Babyleiche in Mülltonne: Noch kein Ergebnis der Obduktion

26.05.2022 Eine Frau alarmiert die Polizei in Hannover und erzählt, dass ihr Lebensgefährte ihr neugeborenes Baby in einem Mülleimer abgelegt habe. Lebte das Kind bei der Geburt?

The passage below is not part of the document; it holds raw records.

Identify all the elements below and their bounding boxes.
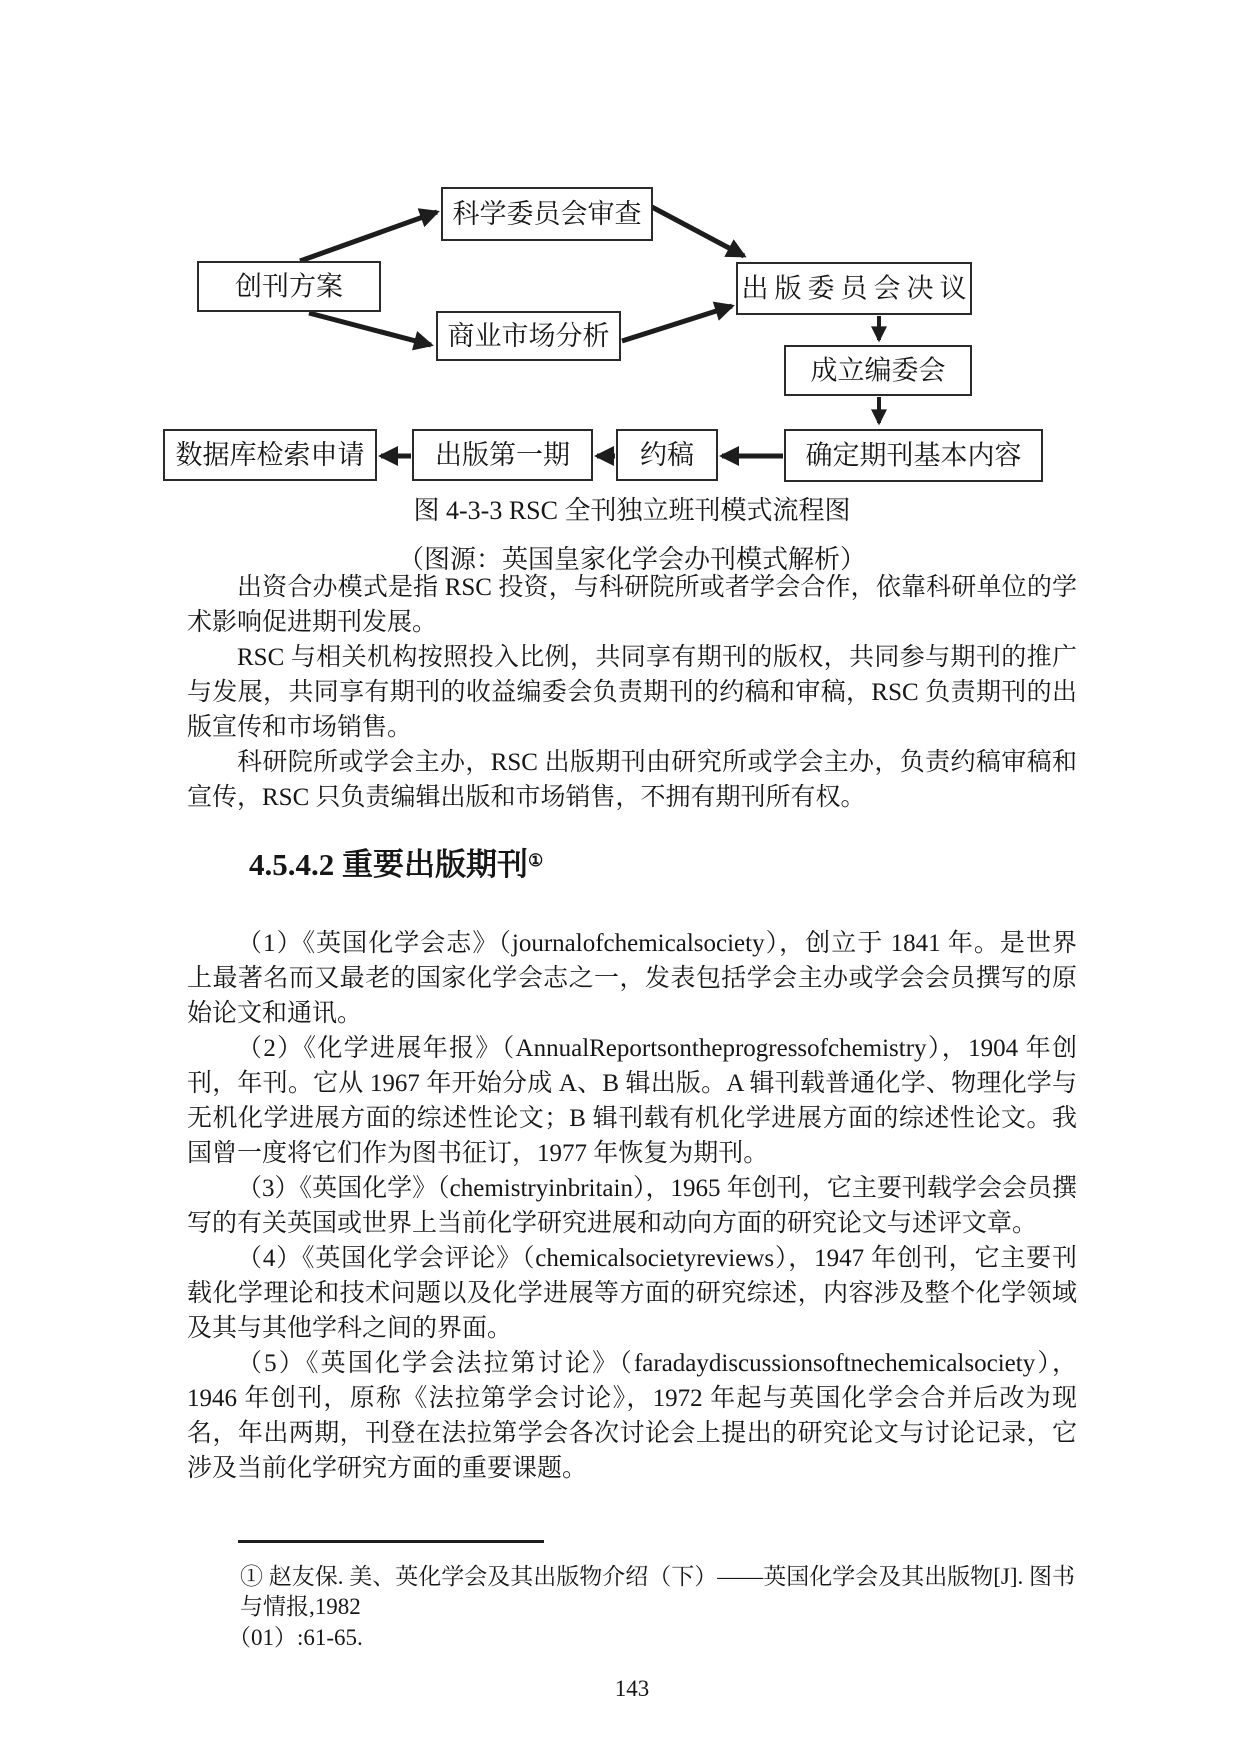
flowchart-figure: 创刊方案科学委员会审查商业市场分析出版委员会决议成立编委会确定期刊基本内容约稿出… [0,0,1240,510]
flowchart-node-label-first-issue: 出版第一期 [435,440,570,470]
flowchart-node-label-content: 确定期刊基本内容 [806,441,1022,471]
footnote-reference-line1: ① 赵友保. 美、英化学会及其出版物介绍（下）——英国化学会及其出版物[J]. … [240,1562,1085,1622]
journal-item-3: （3）《英国化学》（chemistryinbritain），1965 年创刊，它… [187,1171,1077,1241]
flowchart-node-label-ed-board: 成立编委会 [811,356,946,386]
document-page: 创刊方案科学委员会审查商业市场分析出版委员会决议成立编委会确定期刊基本内容约稿出… [0,0,1240,1753]
flowchart-node-label-pub-committee: 出版委员会决议 [742,274,973,304]
flowchart-arrow-2 [309,313,431,345]
paragraph-coop-mode: 出资合办模式是指 RSC 投资，与科研院所或者学会合作，依靠科研单位的学术影响促… [187,570,1077,640]
journal-item-5: （5）《英国化学会法拉第讨论》（faradaydiscussionsoftnec… [187,1346,1077,1486]
flowchart-node-label-plan: 创刊方案 [235,272,343,302]
section-heading-footnote-mark: ① [528,851,543,870]
paragraph-institute-host: 科研院所或学会主办，RSC 出版期刊由研究所或学会主办，负责约稿审稿和宣传，RS… [187,745,1077,815]
flowchart-node-label-sci-review: 科学委员会审查 [453,199,642,229]
figure-caption-title: 图 4-3-3 RSC 全刊独立班刊模式流程图 [187,494,1077,528]
flowchart-node-label-solicit: 约稿 [640,440,694,470]
section-heading: 4.5.4.2 重要出版期刊① [187,840,1077,886]
footnote-reference-line2: （01）:61-65. [228,1623,1073,1653]
flowchart-node-label-db-apply: 数据库检索申请 [176,440,365,470]
flowchart-node-label-market: 商业市场分析 [448,321,610,351]
paragraph-rsc-share: RSC 与相关机构按照投入比例，共同享有期刊的版权，共同参与期刊的推广与发展，共… [187,640,1077,745]
page-number: 143 [187,1676,1077,1702]
flowchart-arrow-1 [300,212,437,261]
journal-item-4: （4）《英国化学会评论》（chemicalsocietyreviews），194… [187,1241,1077,1346]
journal-item-2: （2）《化学进展年报》（AnnualReportsontheprogressof… [187,1031,1077,1171]
flowchart-arrow-4 [622,306,732,341]
flowchart-arrow-3 [650,206,744,256]
section-heading-text: 4.5.4.2 重要出版期刊 [249,847,528,882]
footnote-separator-rule [238,1540,544,1543]
body-text: 出资合办模式是指 RSC 投资，与科研院所或者学会合作，依靠科研单位的学术影响促… [187,570,1077,1486]
journal-item-1: （1）《英国化学会志》（journalofchemicalsociety），创立… [187,926,1077,1031]
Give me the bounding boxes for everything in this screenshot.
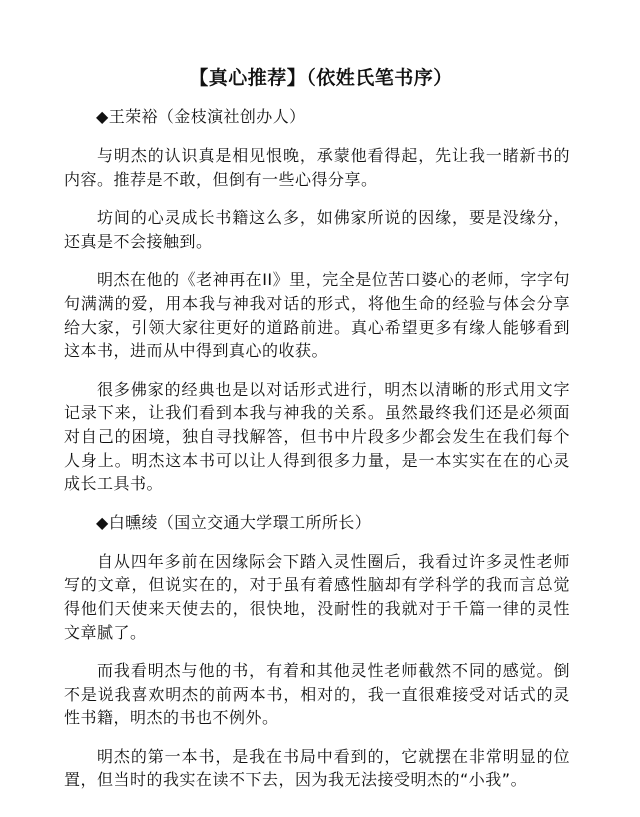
recommendation-section-2: ◆白曛绫（国立交通大学環工所所长） 自从四年多前在因缘际会下踏入灵性圈后，我看过…	[64, 511, 570, 792]
paragraph: 很多佛家的经典也是以对话形式进行，明杰以清晰的形式用文字记录下来，让我们看到本我…	[64, 378, 570, 496]
recommender-name: ◆王荣裕（金枝演社创办人）	[64, 105, 570, 129]
page-title: 【真心推荐】（依姓氏笔书序）	[64, 66, 570, 90]
paragraph: 明杰的第一本书，是我在书局中看到的，它就摆在非常明显的位置，但当时的我实在读不下…	[64, 745, 570, 792]
paragraph: 明杰在他的《老神再在II》里，完全是位苦口婆心的老师，字字句句满满的爱，用本我与…	[64, 268, 570, 362]
recommender-name: ◆白曛绫（国立交通大学環工所所长）	[64, 511, 570, 535]
paragraph: 与明杰的认识真是相见恨晚，承蒙他看得起，先让我一睹新书的内容。推荐是不敢，但倒有…	[64, 144, 570, 191]
paragraph: 而我看明杰与他的书，有着和其他灵性老师截然不同的感觉。倒不是说我喜欢明杰的前两本…	[64, 659, 570, 730]
paragraph: 坊间的心灵成长书籍这么多，如佛家所说的因缘，要是没缘分，还真是不会接触到。	[64, 206, 570, 253]
recommendation-section-1: ◆王荣裕（金枝演社创办人） 与明杰的认识真是相见恨晚，承蒙他看得起，先让我一睹新…	[64, 105, 570, 496]
paragraph: 自从四年多前在因缘际会下踏入灵性圈后，我看过许多灵性老师写的文章，但说实在的，对…	[64, 550, 570, 644]
document-page: 【真心推荐】（依姓氏笔书序） ◆王荣裕（金枝演社创办人） 与明杰的认识真是相见恨…	[64, 66, 570, 807]
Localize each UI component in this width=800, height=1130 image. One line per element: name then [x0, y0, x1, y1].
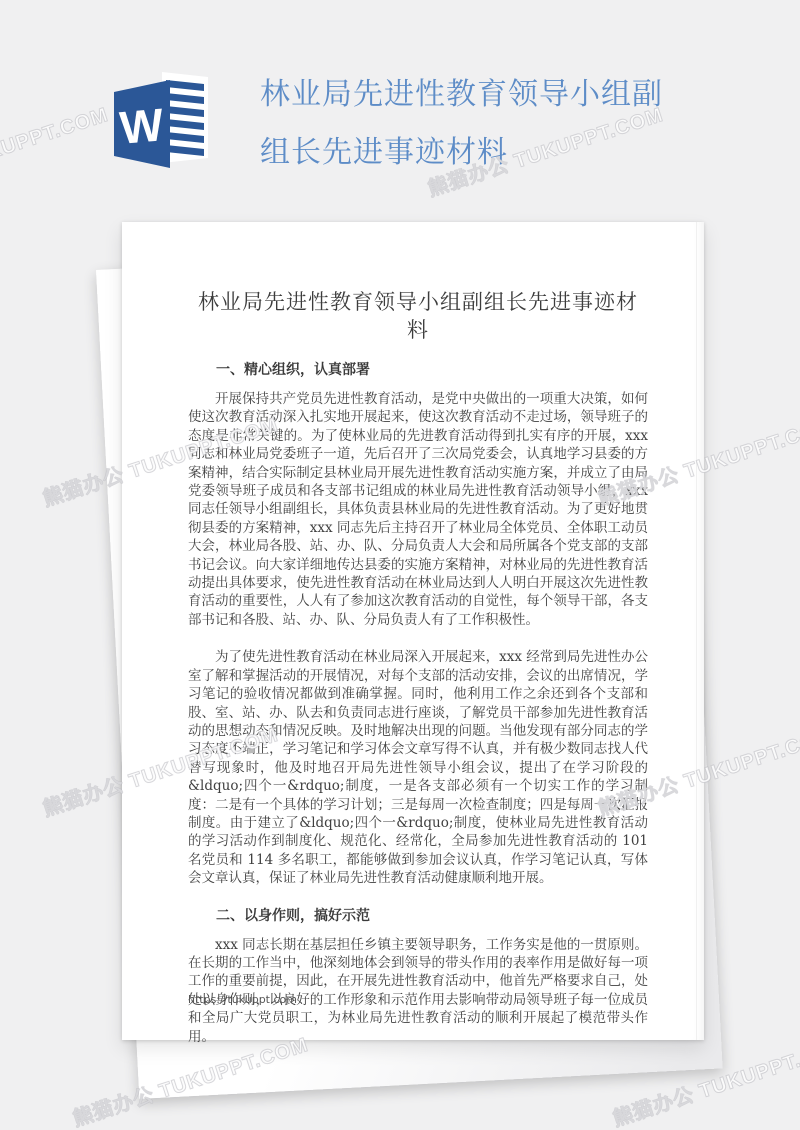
- section-2-paragraph-1: xxx 同志长期在基层担任乡镇主要领导职务，工作务实是他的一贯原则。在长期的工作…: [188, 936, 648, 1046]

Ein Blaulicht leuchtet unter der Frontscheibe eines Einsatzfahrzeugs der Polizei. © Lino Mirgeler/dpa/Symbolbild

Nach dem Fund eines toten Neugeborenen in einer Mülltonne in Hannover wird gegen die mutmaßlichen Eltern wegen des Verdachts des Totschlags durch Unterlassen ermittelt. Nach einer ersten Einschätzung könne nicht ausgeschlossen werden, dass der Säugling überlebensfähig gewesen wäre, teilte die Staatsanwaltschaft am Mittwoch mit. Tatverdächtige sind die 27-jährige Mutter und ihr 22 Jahre alter Lebensgefährte.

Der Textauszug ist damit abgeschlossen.